The Act of 1838, which would go on to govern mental derangement in France until 1990, notably ordered the creation of one asylum per département and instituted the modes of internment by creating the notions of “voluntary placement” (a strange label for designating internment at the request of a third party, generally the family) and “official placement” (upon order of the prefect), with each placement requiring a medical opinion. Moreover, the asylum doctor possessed all powers, in particular that of deprivation of one’s freedom, since a deranged person cannot be released without the consent of the chief doctor. This law was sharply criticized as soon as it was promulgated, in that it erected the asylum into the ultimate solution (Esquirol, the main architect of the law, even spoke of the asylum as an “instrument of healing”) and disregarded individual freedom (“free placement” had not, for example, been foreseen). In his famous investigative report, Chez les fous (Among the mad), published in 1925, Albert Londres wrote: “The Act of ’38 was not based on the idea of caring for and healing people stricken with mental illness, but rather on the fear these people inspire in society. It is a law of removal.” He also wrote: “By declaring the psychiatrist infallible and all-powerful, the Act of 1838 allows arbitrary internments and facilitates such attempts. . . . Under the Act of 1838, two-thirds of the inmates are not truly deranged persons. Inoffensive people are turned into prisoners with unlimited sentences.”6
As early as the Second Empire, numerous “antipsychiatrist [anti-aliénistes]” movements were to rise up against this established situation. The most appropriate response was to be given only after World War II, with the “institutional psychotherapy” movement launched by psychiatrists who had been struck by the parallel between psychiatric asylums and concentration camps. At issue was not so much the care of the mad as the institution that locked them up, its structures, its ossified hierarchies, in order that democracy might be established where there had been totalitarian excess.
After this very brief glimpse at three dates, I will not venture to conclude that the “passion for equality,” of which the asylum would have been for a time the laboratory, can be said to have led to the dead end of the nondemocratic asylum. I simply believe it is necessary to reflect on the paradoxical relationships that the notions of equality and democracy may entertain within a framework like that of psychiatry, about which Lucien Bonnafé has said, “A society is to be judged by the way in which it treats its mad people.”
1. Alexis de Tocqueville, Democracy in America, trans. Arthur Goldhammer, vol. 2, part 2, ch. 1 (New York: The Library of America, 2004), p. 581 (emphasis added).
2. Robert Castel, L'Ordre psychiatrique. L'âge d'or de l'aliénisme (Paris: Editions de Minuit, 1976), p. 9.

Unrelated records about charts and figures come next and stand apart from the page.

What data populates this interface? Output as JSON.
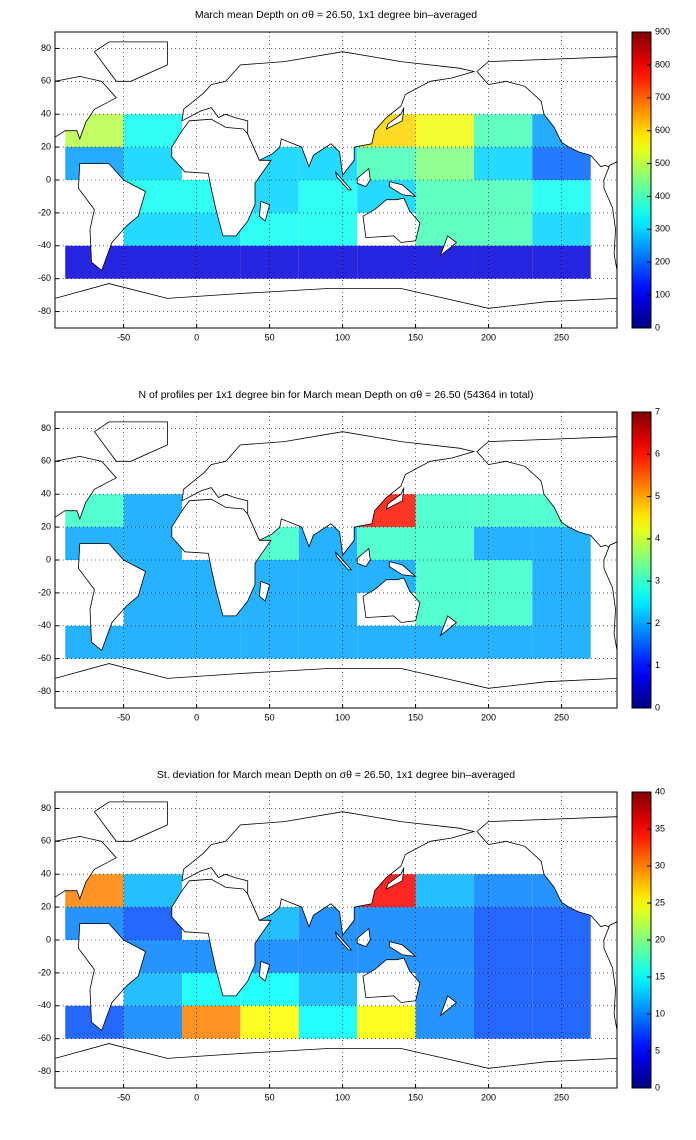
{
  "chart_data": [
    {
      "type": "heatmap",
      "title": "March mean Depth on σθ = 26.50, 1x1 degree bin–averaged",
      "x": [
        -70,
        -30,
        10,
        50,
        90,
        130,
        170,
        210,
        250
      ],
      "y": [
        30,
        10,
        -10,
        -30,
        -50
      ],
      "values": [
        [
          500,
          350,
          null,
          null,
          null,
          600,
          550,
          400,
          250
        ],
        [
          250,
          300,
          null,
          300,
          300,
          400,
          450,
          300,
          200
        ],
        [
          null,
          350,
          350,
          300,
          350,
          300,
          400,
          400,
          350
        ],
        [
          null,
          300,
          300,
          350,
          350,
          null,
          400,
          400,
          300
        ],
        [
          80,
          80,
          80,
          80,
          80,
          80,
          80,
          80,
          80
        ]
      ],
      "xlim": [
        -97,
        288
      ],
      "ylim": [
        -90,
        90
      ],
      "xticks": [
        -50,
        0,
        50,
        100,
        150,
        200,
        250
      ],
      "yticks": [
        -80,
        -60,
        -40,
        -20,
        0,
        20,
        40,
        60,
        80
      ],
      "grid": true,
      "colormap": "jet",
      "clim": [
        0,
        900
      ],
      "cticks": [
        0,
        100,
        200,
        300,
        400,
        500,
        600,
        700,
        800,
        900
      ]
    },
    {
      "type": "heatmap",
      "title": "N of profiles per 1x1 degree bin for March mean Depth on σθ = 26.50 (54364 in total)",
      "x": [
        -70,
        -30,
        10,
        50,
        90,
        130,
        170,
        210,
        250
      ],
      "y": [
        30,
        10,
        -10,
        -30,
        -50
      ],
      "values": [
        [
          3,
          2,
          null,
          null,
          null,
          6,
          3,
          3,
          3
        ],
        [
          2,
          2,
          null,
          3,
          2,
          3,
          3,
          2,
          2
        ],
        [
          null,
          2,
          2,
          2,
          2,
          2,
          3,
          3,
          2
        ],
        [
          null,
          2,
          2,
          2,
          2,
          null,
          3,
          3,
          2
        ],
        [
          2,
          2,
          2,
          2,
          2,
          2,
          2,
          2,
          2
        ]
      ],
      "xlim": [
        -97,
        288
      ],
      "ylim": [
        -90,
        90
      ],
      "xticks": [
        -50,
        0,
        50,
        100,
        150,
        200,
        250
      ],
      "yticks": [
        -80,
        -60,
        -40,
        -20,
        0,
        20,
        40,
        60,
        80
      ],
      "grid": true,
      "colormap": "jet",
      "clim": [
        0,
        7
      ],
      "cticks": [
        0,
        1,
        2,
        3,
        4,
        5,
        6,
        7
      ]
    },
    {
      "type": "heatmap",
      "title": "St. deviation for March mean Depth on σθ = 26.50, 1x1 degree bin–averaged",
      "x": [
        -70,
        -30,
        10,
        50,
        90,
        130,
        170,
        210,
        250
      ],
      "y": [
        30,
        10,
        -10,
        -30,
        -50
      ],
      "values": [
        [
          30,
          12,
          null,
          null,
          null,
          35,
          12,
          10,
          10
        ],
        [
          10,
          8,
          null,
          12,
          10,
          10,
          10,
          8,
          8
        ],
        [
          null,
          10,
          10,
          10,
          10,
          10,
          10,
          8,
          8
        ],
        [
          null,
          12,
          15,
          15,
          12,
          null,
          10,
          8,
          8
        ],
        [
          8,
          10,
          30,
          25,
          15,
          25,
          10,
          8,
          8
        ]
      ],
      "xlim": [
        -97,
        288
      ],
      "ylim": [
        -90,
        90
      ],
      "xticks": [
        -50,
        0,
        50,
        100,
        150,
        200,
        250
      ],
      "yticks": [
        -80,
        -60,
        -40,
        -20,
        0,
        20,
        40,
        60,
        80
      ],
      "grid": true,
      "colormap": "jet",
      "clim": [
        0,
        40
      ],
      "cticks": [
        0,
        5,
        10,
        15,
        20,
        25,
        30,
        35,
        40
      ]
    }
  ]
}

3. Laure Murat, L’Homme qui se prenait pour Napoléon. Pour une histoire politique de la folie (Paris: Gallimard, 2011), p. 96.
5. Philippe Pinel, “Observations sur la manie pour servir l’Histoire naturelle de l’homme,” 1794, quoted by Jacques Postel, Genèse de la psychiatrie. Les Premiers écrits de Philippe Pinel (Le Plessis-Robinson: Synthélabo, 1998), p. 245 (emphasis added). During the Restoration, Esquirol was to recall: “It was thought that moral treatment as applied to maniacs consisted in reasoning with them, in arguing with them; that’s an illusion. . . . Moral treatment consists in grabbing their attention. While these sick persons are audacious, reckless, they allow themselves to be dominated easily.” Esquirol, “Manie,” Dictionnaire des sciences médicales, vol. 30 (Panckoucke, 1818), p. 464.
6. Albert Londres, Chez les fous (1925; Paris: Serpent à plumes, 1999), p. 153.